The security firm Symantec has also found that the ransomware continues to persist. “Since the day WannaCry appeared, the team has constantly seen WannaCry infection (attempts) which will probably never end,” the company said in an email.

But even as the WannaCry threat has been neutralized, businesses and users should do what they can to patch their systems. Kryptos Logic is warning that a future ransomware outbreak might very well use the same methods as WannaCry to spread, potentially putting millions of unpatched Windows machines at risk.

Earlier this week, the US blamed the WannaCry attack on North Korean state-sponsored hackers, claiming they wanted to create chaos.

Update: Both Symantec and Kryptos Logic explained that there is a scenario where WannaCry can succesfullly infect a computer, despite the kill switch.

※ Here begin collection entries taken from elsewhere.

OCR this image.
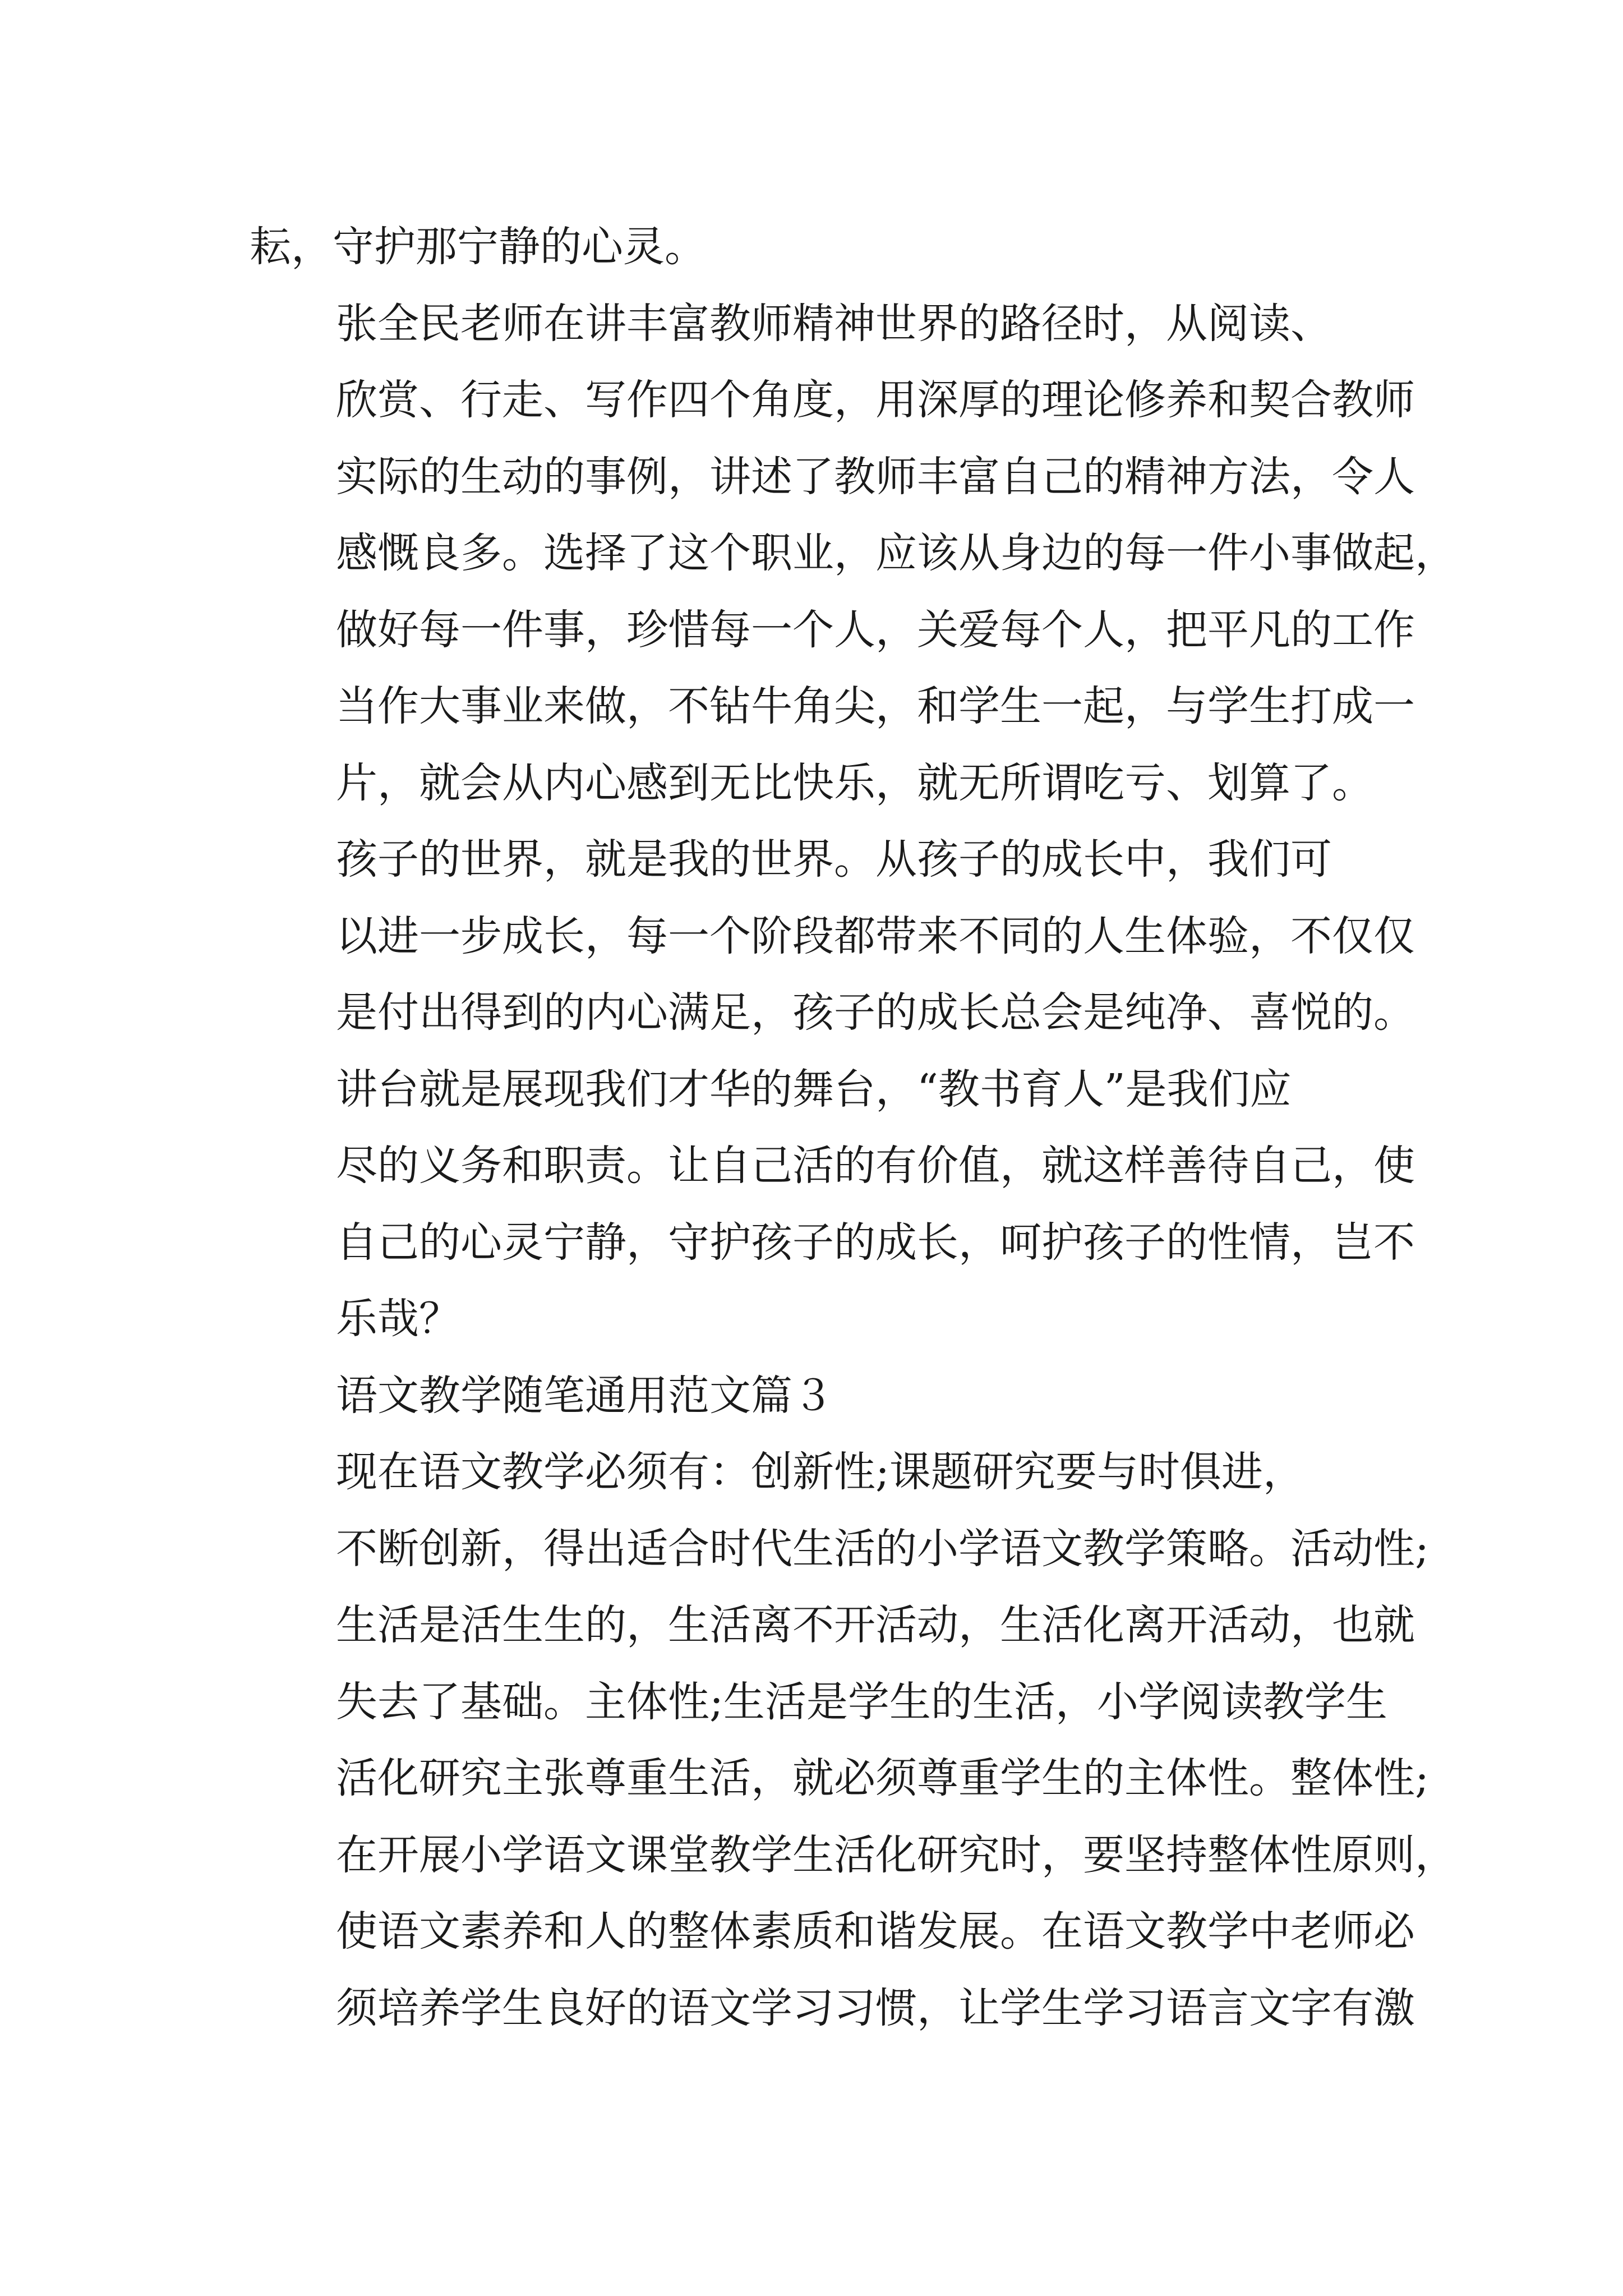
耘，守护那宁静的心灵。

张全民老师在讲丰富教师精神世界的路径时，从阅读、
欣赏、行走、写作四个角度，用深厚的理论修养和契合教师
实际的生动的事例，讲述了教师丰富自己的精神方法，令人
感慨良多。选择了这个职业，应该从身边的每一件小事做起，
做好每一件事，珍惜每一个人，关爱每个人，把平凡的工作
当作大事业来做，不钻牛角尖，和学生一起，与学生打成一
片，就会从内心感到无比快乐，就无所谓吃亏、划算了。

孩子的世界，就是我的世界。从孩子的成长中，我们可
以进一步成长，每一个阶段都带来不同的人生体验，不仅仅
是付出得到的内心满足，孩子的成长总会是纯净、喜悦的。

讲台就是展现我们才华的舞台，“教书育人”是我们应
尽的义务和职责。让自己活的有价值，就这样善待自己，使
自己的心灵宁静，守护孩子的成长，呵护孩子的性情，岂不
乐哉？

语文教学随笔通用范文篇３

现在语文教学必须有：创新性;课题研究要与时俱进，
不断创新，得出适合时代生活的小学语文教学策略。活动性;
生活是活生生的，生活离不开活动，生活化离开活动，也就
失去了基础。主体性;生活是学生的生活，小学阅读教学生
活化研究主张尊重生活，就必须尊重学生的主体性。整体性;
在开展小学语文课堂教学生活化研究时，要坚持整体性原则，
使语文素养和人的整体素质和谐发展。在语文教学中老师必
须培养学生良好的语文学习习惯，让学生学习语言文字有激
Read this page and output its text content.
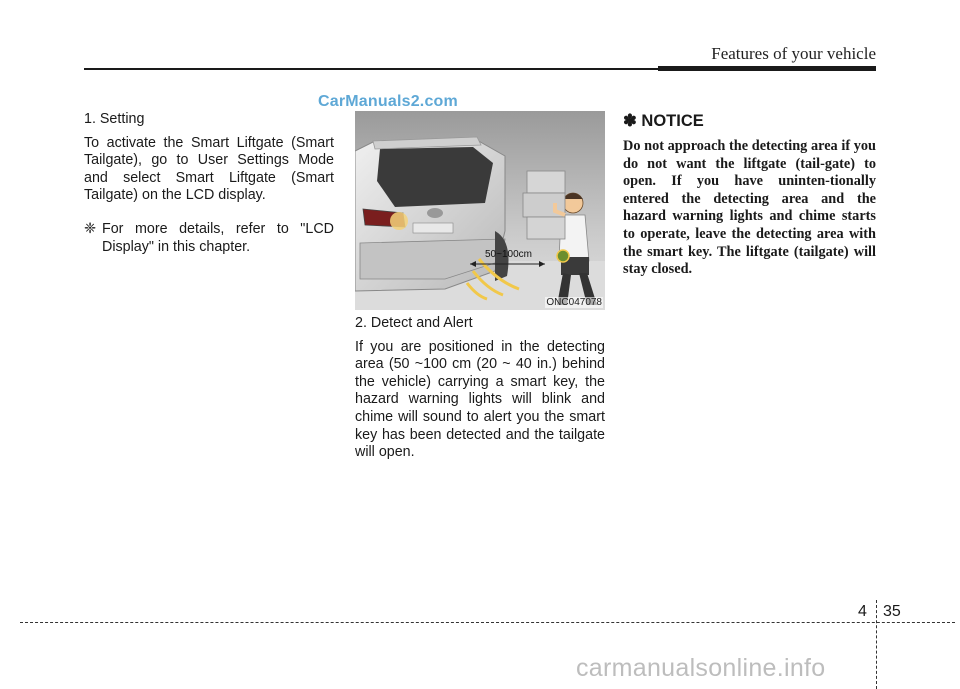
Features of your vehicle
CarManuals2.com

1. Setting

To activate the Smart Liftgate (Smart Tailgate), go to User Settings Mode and select Smart Liftgate (Smart Tailgate) on the LCD display.

❈ For more details, refer to "LCD Display" in this chapter.	50~100cm
ONC047078

2. Detect and Alert

If you are positioned in the detecting area (50 ~100 cm (20 ~ 40 in.) behind the vehicle) carrying a smart key, the hazard warning lights will blink and chime will sound to alert you the smart key has been detected and the tailgate will open.

✽ NOTICE

Do not approach the detecting area if you do not want the liftgate (tail-gate) to open. If you have uninten-tionally entered the detecting area and the hazard warning lights and chime starts to operate, leave the detecting area with the smart key. The liftgate (tailgate) will stay closed.

4 35
carmanualsonline.info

This can happen when a Windows PC is infected with WannaCry, but the machine itself has no broad access to the internet and thus no way to contact the kill switch. As a result, a full WannaCry infection will take hold.

Businesses harboring any live WannaCry-infected machines might face this attack scenario.

“For example, imagine in an enterprise environment, there is a machine infected and constantly scanning the LAN (Local Area Network),” Symantec said in an email. Any unpatched Windows PC on the corporate network that has no external internet access will fall victim to a full WannaCry infection.